OpenSUSE May Be First Major Distro To Adopt Btrfs By Default
An anonymous reader writes "The openSUSE Linux distribution looks like it may be the first major Linux distribution to ship the Btrfs file-system by default. The openSUSE 13.1 release is due out in November and is still using EXT4 by default, but after that the developers are looking at having openSUSE using Btrfs by default on new installations. The Btrfs features to be enabled would be the ones the developers feel are data-safe."
Should I be calling it "Butterface"? Because I am calling it "Butterface."
I've gotten 4 machines running "native zfs for linux" using the stable ppa for ubuntu server 12.04.
It has been a truly mixed bag. Like a bag full of with crashed machines. At least the data has survived each time.
I am genuinely excited at the idea of BTRFs becoming production ready.
I remember when SuSE was one of the only distros, perhaps the only one, which used reiserfs as the default filesystem. No, there's no punchline. This was when you could buy it in a box (including the little chamelon pin) off the shelf at CompUSA. SuSE has always had a fascination with new filesystems.
According to the summary, OpenSUSE 13.1 is not the one that will default to btrfs, so I don't know why you are saying not to install 13.1.
The openSUSE 13.1 release is due out in November and is still using EXT4 by default, but after that the developers are looking at having openSUSE using Btrfs by default on new installations.

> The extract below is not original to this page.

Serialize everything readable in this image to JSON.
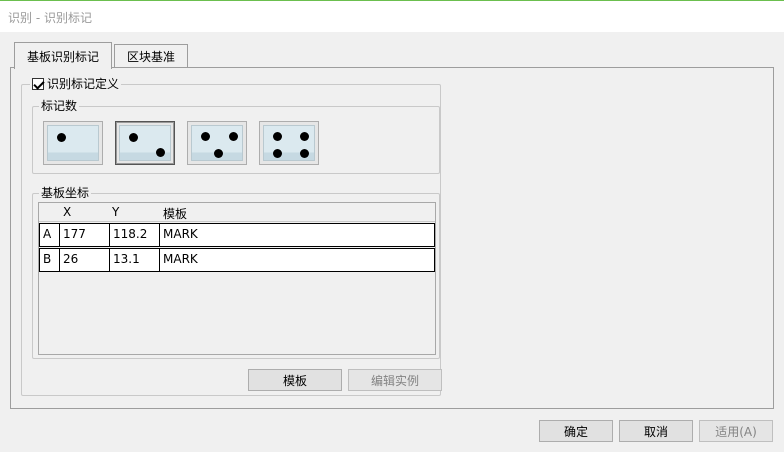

Phoronix Benchmarks will give you an idea of the perfomance differences. Btrfs is usually middle of the pack, so nothing to write home about. The big deal with btrfs is the new features like COW, snapshots, filesystem compression, etc. If you are looking for more performance btrfs is not going to impress. If you are looking for better RAID perfomance, snapshots, compression, etc. Then btrfs is going to be huge for linux. It is probably the closest linux will get to having a ZFS clone.
On the other hand, OpenSuse, and SuSE before them, have a track record of adopting newer file systems as the default.

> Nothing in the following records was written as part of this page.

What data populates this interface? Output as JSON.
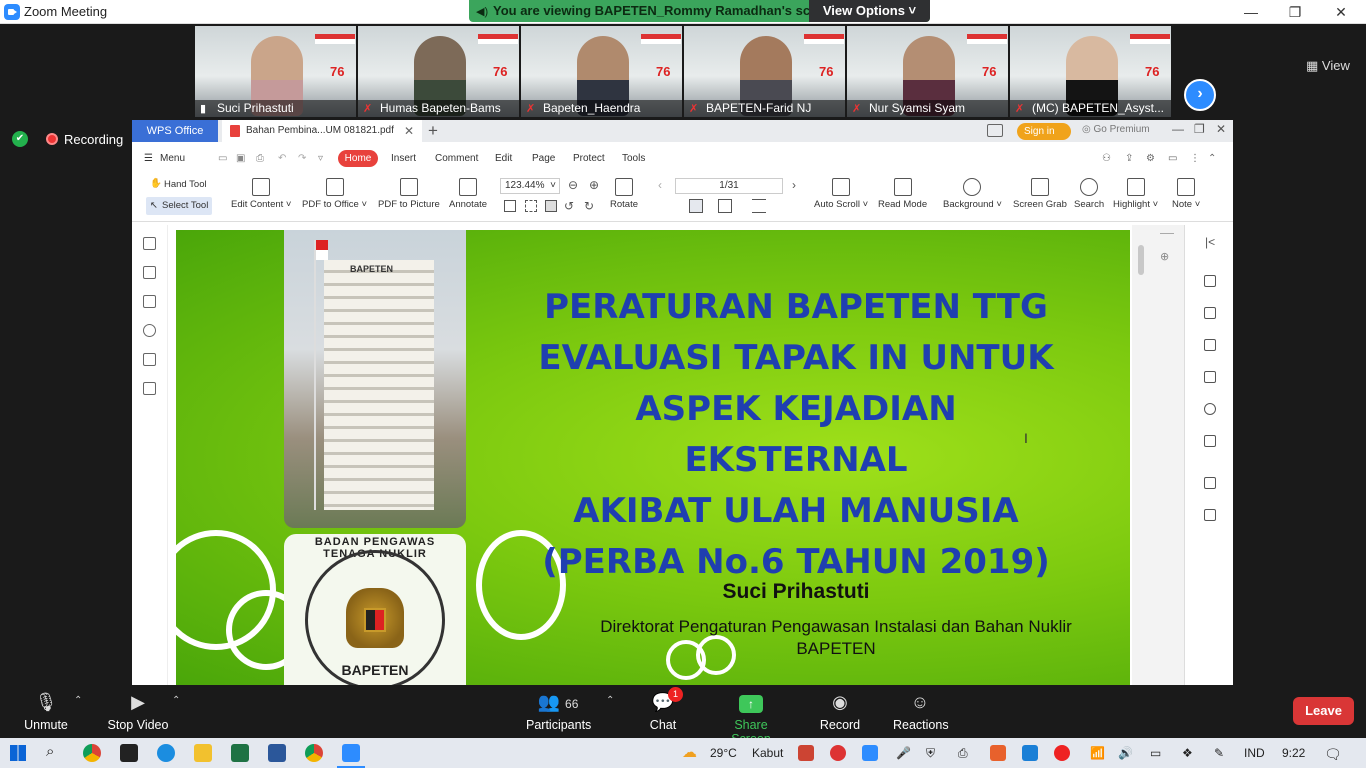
{
  "window": {
    "title": "Zoom Meeting"
  },
  "banner": {
    "text": "You are viewing BAPETEN_Rommy Ramadhan's screen",
    "view_options": "View Options"
  },
  "gallery": {
    "participants": [
      {
        "name": "Suci Prihastuti",
        "skin": "#caa58a",
        "cloth": "#c59a9a",
        "active": true
      },
      {
        "name": "Humas Bapeten-Bams",
        "skin": "#7d6a58",
        "cloth": "#3c4a3a",
        "active": false
      },
      {
        "name": "Bapeten_Haendra",
        "skin": "#b08a6d",
        "cloth": "#2f3440",
        "active": false
      },
      {
        "name": "BAPETEN-Farid NJ",
        "skin": "#a47a5d",
        "cloth": "#4a4a52",
        "active": false
      },
      {
        "name": "Nur Syamsi Syam",
        "skin": "#b48e73",
        "cloth": "#5a2e3e",
        "active": false
      },
      {
        "name": "(MC) BAPETEN_Asyst...",
        "skin": "#d8b9a0",
        "cloth": "#141414",
        "active": false
      }
    ],
    "view_label": "View"
  },
  "recording": {
    "label": "Recording"
  },
  "wps": {
    "office_tab": "WPS Office",
    "doc_tab": "Bahan Pembina...UM 081821.pdf",
    "sign_in": "Sign in",
    "go_premium": "Go Premium",
    "menu": [
      "Menu",
      "Home",
      "Insert",
      "Comment",
      "Edit",
      "Page",
      "Protect",
      "Tools"
    ],
    "ribbon": {
      "hand_tool": "Hand Tool",
      "select_tool": "Select Tool",
      "edit_content": "Edit Content ˅",
      "pdf_to_office": "PDF to Office ˅",
      "pdf_to_picture": "PDF to Picture",
      "annotate": "Annotate",
      "zoom": "123.44%",
      "page": "1/31",
      "rotate": "Rotate",
      "auto_scroll": "Auto Scroll ˅",
      "read_mode": "Read Mode",
      "background": "Background ˅",
      "screen_grab": "Screen Grab",
      "search": "Search",
      "highlight": "Highlight ˅",
      "note": "Note ˅"
    }
  },
  "slide": {
    "title_lines": [
      "PERATURAN BAPETEN TTG",
      "EVALUASI TAPAK IN UNTUK",
      "ASPEK KEJADIAN EKSTERNAL",
      "AKIBAT ULAH MANUSIA",
      "(PERBA No.6 TAHUN 2019)"
    ],
    "author": "Suci Prihastuti",
    "directorate": "Direktorat Pengaturan Pengawasan Instalasi dan Bahan Nuklir",
    "org": "BAPETEN",
    "building_sign": "BAPETEN",
    "emblem_top": "BADAN PENGAWAS TENAGA NUKLIR",
    "emblem_bottom": "BAPETEN"
  },
  "controls": {
    "unmute": "Unmute",
    "stop_video": "Stop Video",
    "participants_count": "66",
    "participants": "Participants",
    "chat": "Chat",
    "chat_badge": "1",
    "share_screen": "Share Screen",
    "record": "Record",
    "reactions": "Reactions",
    "leave": "Leave"
  },
  "taskbar": {
    "temperature": "29°C",
    "weather": "Kabut",
    "lang": "IND",
    "time": "9:22"
  }
}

They also demote some filesystems as the default, (while still making them available for the user to set as the default.).
(I still use reiserfs on some systems, it may not be massively scale-able, but its pretty bullet proof).

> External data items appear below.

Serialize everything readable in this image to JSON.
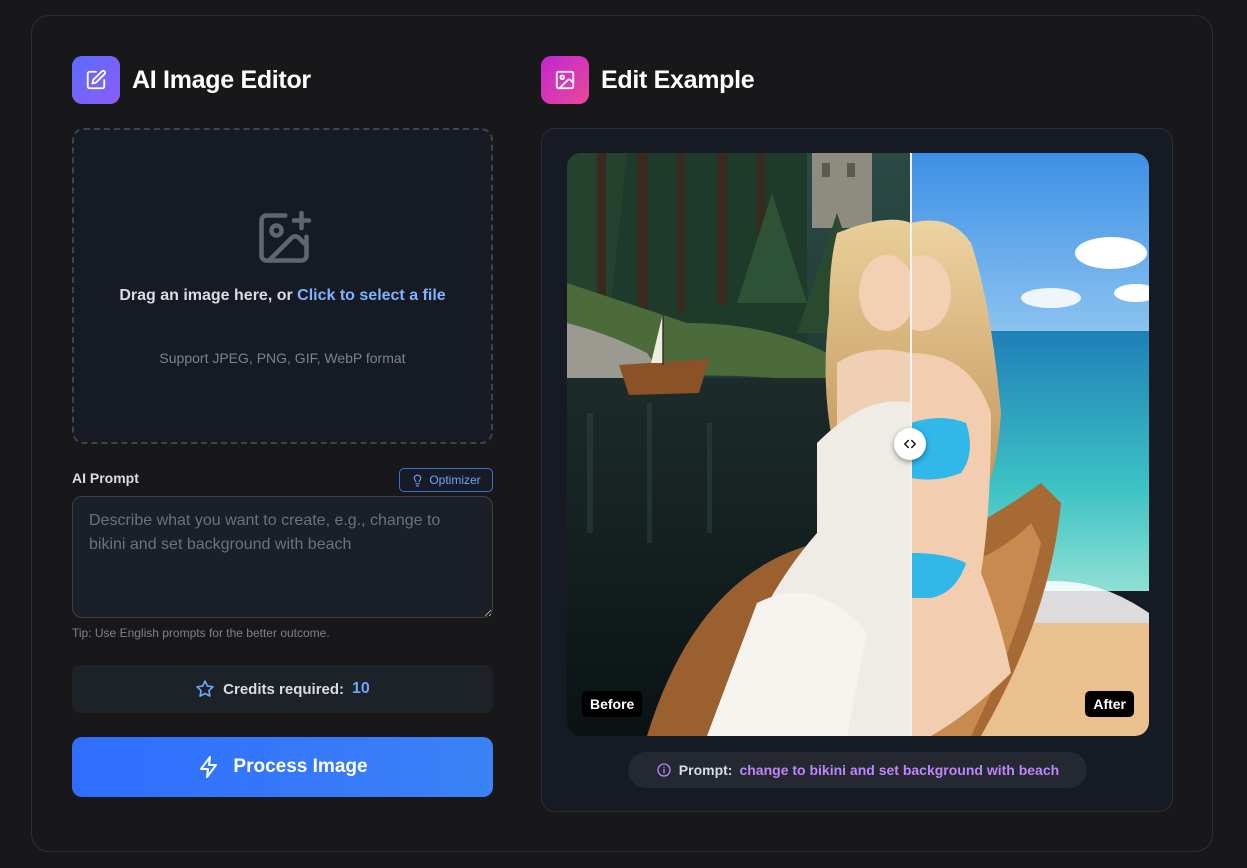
{
  "editor": {
    "title": "AI Image Editor",
    "icon": "edit-icon",
    "accent": "#7c5cff"
  },
  "upload": {
    "icon": "image-plus-icon",
    "drag_text": "Drag an image here, or ",
    "link_text": "Click to select a file",
    "formats": "Support JPEG, PNG, GIF, WebP format"
  },
  "prompt": {
    "label": "AI Prompt",
    "optimizer_label": "Optimizer",
    "optimizer_icon": "lightbulb-icon",
    "placeholder": "Describe what you want to create, e.g., change to bikini and set background with beach",
    "value": "",
    "tip": "Tip: Use English prompts for the better outcome."
  },
  "credits": {
    "icon": "star-icon",
    "label": "Credits required:",
    "value": "10"
  },
  "process": {
    "label": "Process Image",
    "icon": "lightning-icon",
    "color": "#2f6dff"
  },
  "example": {
    "title": "Edit Example",
    "icon": "image-icon",
    "accent": "#d946ef",
    "before_label": "Before",
    "after_label": "After",
    "slider_icon": "code-arrows-icon",
    "prompt_prefix": "Prompt:",
    "prompt_value": "change to bikini and set background with beach",
    "prompt_color": "#c084fc"
  }
}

But more to the point, I can't really understand your point about RSNs, since Btrfs is already available in OpenSuse and several other Distros for the last several releases.
Further, on Opensuse at least, the user can set any of the choices as the default for any new partitions, or as the system default at install time. The available choices include Btrfs, XFS and Reiserfs, and three versions of Ext.
Its not that something is promised and not delivered. Its more akin to having the default web browser set to Chrome or Firefox.
There is no broken promises here. Simply a failure to understand that the choice has been there for years.
Sig Battery depleted. Reverting to safe mode.